Lesson #2 – Don’t Rely on Joint Accounts and Beneficiary Designations Like many farmers and ranchers, you may believe that the easiest way to plan your estate and avoid probate is to own property in joint names with family members, establish payable on death (POD) or transfer on death (TOD) accounts, and name family members as beneficiaries of your life insurance policies and retirement accounts. Relying on joint accounts and beneficiary designations is a huge mistake on many fronts. First and foremost, you are giving up control of your real estate and other property by owning it jointly with others. In many cases, business entities (corporations, partnerships, and limited liability companies) or trusts are better options for maintaining flexibility, minimizing liability, and retaining control. While you may have taken the time to make an estate plan, the use of joint property with rights of survivorship, POD or TOD accounts, and individual beneficiary designations on life insurance policies and retirement accounts can frustrate the intent of your plan. This is because these assets pass outside of your will or trust. In addition, outright distributions by rights of survivorship will not be protected from creditors, predators, and lawsuits. Finally, although joint and beneficiary assets will avoid probate, these assets will still be included in your taxable estate. This may create an estate tax liability at the state and/or federal level without a well–planned means for payment since the assets will go directly into the hands of your beneficiaries. In turn, other property that passes through intestacy or a will or trust will be used to pay your estate tax bill, potentially creating unfair and unequal inheritances.

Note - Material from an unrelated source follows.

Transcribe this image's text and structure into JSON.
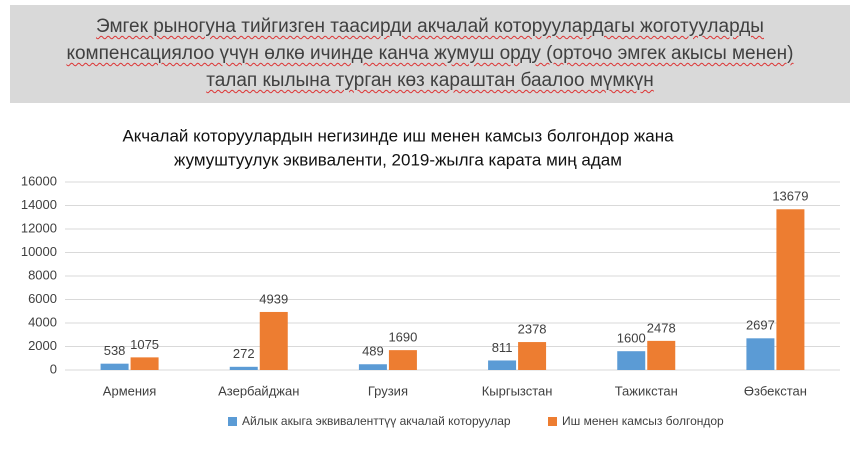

Planning Tip #2: How property is titled dictates who inherits it. You need to coordinate assets held in business entities and trusts with assets that are jointly owned or pass under a beneficiary designation. Otherwise your intended heirs may end up with nothing and payment of your estate tax bill may cause unintended consequences.
Lesson #3 – Don’t Overlook Liquidity Needs
Incapacity and death are expensive. Aside from day–to–day family expenses and medical bills, attorneys, accountants, trustees, and other administration expenses need to be paid. To make matters even more challenging, federal estate taxes are due within nine months of death, and state death taxes are also typically due within this same time frame. Where will your family get the cash to pay these expenses? Like farms and ranches, a primary residence, vacation home, investment real estate, collectibles, and a family business are illiquid. Without properly planning for immediate and long–term cash needs, your family may be forced to quickly sell your real estate and other illiquid assets at a reduced rate. Planning Tip #3: You need to assess your liquidity needs and create a plan for managing debt and expenses upon your incapacity or death. Your financial advisor, insurance specialist, and banker can assist you with securing lines of credit and the proper amount of disability insurance, long–term care insurance, and life insurance. You should also consult with an experienced estate planning attorney to help you create a trust, business entities, and other liquidity strategies.